Pleas? Fuck pleading. This is just how it
is.
I need this body, not you. You’ve never needed to take our bodies to have us and maybe you’ll understand that now that Death rules the earth, these are my legs and not yours kicking at the air, at the bubbling tar swallowing them, my hands trying to pry your fingers free, my teeth scrabbling for a sink-hold on your nonexistent flesh, I’ll take your eyes, I’ve done it before, I’m not going—going to die—I’m not going—the sky blotted out, sticky wet nothingness, choking and drowning and I can’t go now, I need to get to the beaches, I’m not letting you, I’m snarling and growling like the old days and my hands are throttling your great bony throat the beach is gone the trees the graves are gone the deer the night the moon the great black tarry mouth I’m not going with you I’m suffocating I’m dying I’m not—
 
 
 
 
The night sky, not wet overwhelming blackness but a distant, peaceful deep gray. No graveyard. No farm. I lay curled knees to chin near a rusted-out marquee sign next to a peeling, peacock blue abandoned shrimp shack on a roadside in Gary, my road, my shack, my world. I was sick again, bile coating my throat and mouth, but when I was gasping and finished, my gut actually subsided, my stomach unknotting and breath slowing to normal. Breath. Normal. I’d never get used to having working lungs. I was drenched in sweat, soaked head to foot and shivering, but I could move without every muscle clenching, stretch my legs without spasms, when I raised my head the earth didn’t dip and spin but stayed courteously still.
I rose to my knees, then my feet.
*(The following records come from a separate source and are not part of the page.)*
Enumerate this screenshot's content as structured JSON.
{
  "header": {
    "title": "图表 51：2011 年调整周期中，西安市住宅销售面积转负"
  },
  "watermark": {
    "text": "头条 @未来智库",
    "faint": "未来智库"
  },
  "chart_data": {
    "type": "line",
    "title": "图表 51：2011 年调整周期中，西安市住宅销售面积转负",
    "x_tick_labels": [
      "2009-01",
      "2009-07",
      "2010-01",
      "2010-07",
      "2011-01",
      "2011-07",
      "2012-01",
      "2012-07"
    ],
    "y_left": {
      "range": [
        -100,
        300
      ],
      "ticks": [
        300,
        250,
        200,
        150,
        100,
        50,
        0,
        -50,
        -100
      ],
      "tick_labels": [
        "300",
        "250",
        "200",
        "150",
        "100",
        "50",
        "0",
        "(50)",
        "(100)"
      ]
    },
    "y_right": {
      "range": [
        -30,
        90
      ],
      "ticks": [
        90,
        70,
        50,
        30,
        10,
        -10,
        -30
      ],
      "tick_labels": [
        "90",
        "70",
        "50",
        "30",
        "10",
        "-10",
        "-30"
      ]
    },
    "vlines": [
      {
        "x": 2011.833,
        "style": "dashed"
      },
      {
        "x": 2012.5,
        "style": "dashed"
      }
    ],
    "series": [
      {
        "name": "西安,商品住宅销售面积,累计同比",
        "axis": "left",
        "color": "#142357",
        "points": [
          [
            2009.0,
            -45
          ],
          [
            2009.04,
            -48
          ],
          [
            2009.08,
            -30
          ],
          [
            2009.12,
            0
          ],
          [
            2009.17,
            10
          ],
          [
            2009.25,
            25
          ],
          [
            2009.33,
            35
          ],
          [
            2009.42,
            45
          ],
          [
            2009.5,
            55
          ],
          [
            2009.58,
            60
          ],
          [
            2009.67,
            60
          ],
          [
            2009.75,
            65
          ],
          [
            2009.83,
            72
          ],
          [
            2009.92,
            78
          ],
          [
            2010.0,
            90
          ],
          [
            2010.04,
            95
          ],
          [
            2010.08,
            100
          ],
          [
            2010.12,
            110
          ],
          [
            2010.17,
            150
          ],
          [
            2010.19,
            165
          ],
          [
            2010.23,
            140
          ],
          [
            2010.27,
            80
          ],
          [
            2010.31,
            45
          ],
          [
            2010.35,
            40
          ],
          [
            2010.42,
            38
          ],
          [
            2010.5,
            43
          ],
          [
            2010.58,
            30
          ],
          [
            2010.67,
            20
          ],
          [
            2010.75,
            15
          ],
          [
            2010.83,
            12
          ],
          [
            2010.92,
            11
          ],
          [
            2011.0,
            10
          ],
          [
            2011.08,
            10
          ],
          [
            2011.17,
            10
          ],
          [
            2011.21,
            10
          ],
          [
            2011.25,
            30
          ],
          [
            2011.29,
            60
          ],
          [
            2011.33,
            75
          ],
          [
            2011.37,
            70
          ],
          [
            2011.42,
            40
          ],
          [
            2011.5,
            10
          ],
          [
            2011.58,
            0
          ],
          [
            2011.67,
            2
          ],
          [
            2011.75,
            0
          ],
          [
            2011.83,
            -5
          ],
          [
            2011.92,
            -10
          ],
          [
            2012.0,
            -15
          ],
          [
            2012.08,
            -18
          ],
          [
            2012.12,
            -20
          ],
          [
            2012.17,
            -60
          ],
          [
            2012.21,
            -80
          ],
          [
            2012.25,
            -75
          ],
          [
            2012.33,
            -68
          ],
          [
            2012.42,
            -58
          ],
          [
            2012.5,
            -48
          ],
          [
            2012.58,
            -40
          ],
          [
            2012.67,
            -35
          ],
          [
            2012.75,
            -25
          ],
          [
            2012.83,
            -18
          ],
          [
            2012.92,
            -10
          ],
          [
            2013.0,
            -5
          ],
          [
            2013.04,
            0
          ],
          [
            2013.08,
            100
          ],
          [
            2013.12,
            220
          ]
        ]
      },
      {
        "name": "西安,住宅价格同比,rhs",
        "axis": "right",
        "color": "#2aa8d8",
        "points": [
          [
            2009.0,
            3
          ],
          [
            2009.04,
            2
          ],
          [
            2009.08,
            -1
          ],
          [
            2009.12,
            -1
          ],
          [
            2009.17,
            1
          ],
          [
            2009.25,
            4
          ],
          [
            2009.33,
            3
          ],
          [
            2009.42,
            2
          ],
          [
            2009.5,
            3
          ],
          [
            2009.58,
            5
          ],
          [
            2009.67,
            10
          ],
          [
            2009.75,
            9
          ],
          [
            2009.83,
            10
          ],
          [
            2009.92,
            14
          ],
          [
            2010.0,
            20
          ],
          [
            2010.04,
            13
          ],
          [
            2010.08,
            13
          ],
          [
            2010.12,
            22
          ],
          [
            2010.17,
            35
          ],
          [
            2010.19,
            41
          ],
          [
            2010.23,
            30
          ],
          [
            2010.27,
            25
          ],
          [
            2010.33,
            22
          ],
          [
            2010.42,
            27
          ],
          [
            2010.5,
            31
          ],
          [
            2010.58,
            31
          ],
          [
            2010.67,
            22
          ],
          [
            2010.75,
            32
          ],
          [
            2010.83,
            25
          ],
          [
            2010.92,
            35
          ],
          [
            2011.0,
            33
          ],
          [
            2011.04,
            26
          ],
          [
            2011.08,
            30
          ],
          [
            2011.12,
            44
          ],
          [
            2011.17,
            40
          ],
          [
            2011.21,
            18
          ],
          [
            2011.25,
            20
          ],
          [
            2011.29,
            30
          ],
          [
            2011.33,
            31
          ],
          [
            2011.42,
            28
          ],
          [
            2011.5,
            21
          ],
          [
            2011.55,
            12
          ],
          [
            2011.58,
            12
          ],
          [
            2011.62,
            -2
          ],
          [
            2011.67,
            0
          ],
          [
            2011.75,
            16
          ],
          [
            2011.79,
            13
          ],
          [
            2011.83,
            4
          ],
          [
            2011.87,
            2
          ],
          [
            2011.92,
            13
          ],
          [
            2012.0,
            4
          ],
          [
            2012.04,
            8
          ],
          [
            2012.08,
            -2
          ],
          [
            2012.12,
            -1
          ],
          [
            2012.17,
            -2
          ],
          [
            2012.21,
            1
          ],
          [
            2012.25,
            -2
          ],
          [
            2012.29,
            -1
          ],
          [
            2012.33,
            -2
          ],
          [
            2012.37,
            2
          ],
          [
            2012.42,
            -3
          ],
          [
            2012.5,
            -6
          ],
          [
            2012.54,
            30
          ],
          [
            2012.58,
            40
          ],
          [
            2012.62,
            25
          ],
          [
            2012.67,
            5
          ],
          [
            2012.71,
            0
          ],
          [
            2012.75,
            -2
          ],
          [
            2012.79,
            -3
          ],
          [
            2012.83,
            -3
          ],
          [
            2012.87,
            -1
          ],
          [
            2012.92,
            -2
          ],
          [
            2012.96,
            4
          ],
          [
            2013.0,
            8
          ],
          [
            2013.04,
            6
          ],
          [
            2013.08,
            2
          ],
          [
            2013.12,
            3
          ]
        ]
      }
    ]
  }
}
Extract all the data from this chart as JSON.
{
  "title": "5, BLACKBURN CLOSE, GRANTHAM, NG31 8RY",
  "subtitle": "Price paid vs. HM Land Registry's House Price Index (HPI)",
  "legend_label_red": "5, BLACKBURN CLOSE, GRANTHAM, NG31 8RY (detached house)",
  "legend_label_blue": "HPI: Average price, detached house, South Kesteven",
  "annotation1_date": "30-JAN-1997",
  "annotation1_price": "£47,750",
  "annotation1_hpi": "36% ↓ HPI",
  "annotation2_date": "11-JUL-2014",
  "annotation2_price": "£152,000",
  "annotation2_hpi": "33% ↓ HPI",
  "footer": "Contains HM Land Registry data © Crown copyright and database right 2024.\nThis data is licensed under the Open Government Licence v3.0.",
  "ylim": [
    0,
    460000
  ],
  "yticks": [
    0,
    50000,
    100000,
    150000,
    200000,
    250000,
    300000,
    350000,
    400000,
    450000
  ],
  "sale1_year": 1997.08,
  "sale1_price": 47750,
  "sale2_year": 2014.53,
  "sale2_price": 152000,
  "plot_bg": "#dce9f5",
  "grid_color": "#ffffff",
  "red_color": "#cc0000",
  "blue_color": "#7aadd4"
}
Shaky, still shivering, weak and hollow-limbed but steady enough. Shockingly steady. My clothes, skin, what was left of my hair were grimy, stiff, maddeningly itchy with the layers of dirt, sweat, blood, dried puke, hardened grease, streaks of feeding fat and I had a sudden, powerful urge I hadn’t felt since before that long-ago car accident, years and years past: the need to bathe. It actually made me laugh. Laughing hurt, wore me out.
I was clutching something sticky and sugar-grit soft tight in one hand. I opened my fingers and saw not rotten pear but the hard remains of a lake stone, snapped into pieces. The stones none of us could break open, grind, crush, bite down on for trying. Like blood from a sliced vein, juice from a ripe fruit, something oozed from the pieces and ran onto my skin: tarry and black like coffin liquor but as it hit the air it dried out, hardened, became grainy and lighter colored and seeped grittily from my opened fingers onto the ground. Sand. A low-humming, barely audible singing sand. Where it touched my skin I felt soothed, stronger, like something inside it was buzzing and burrowing deep into my cells and nerves to protect me, restore me. Keep me walking, when I should long since have been dead.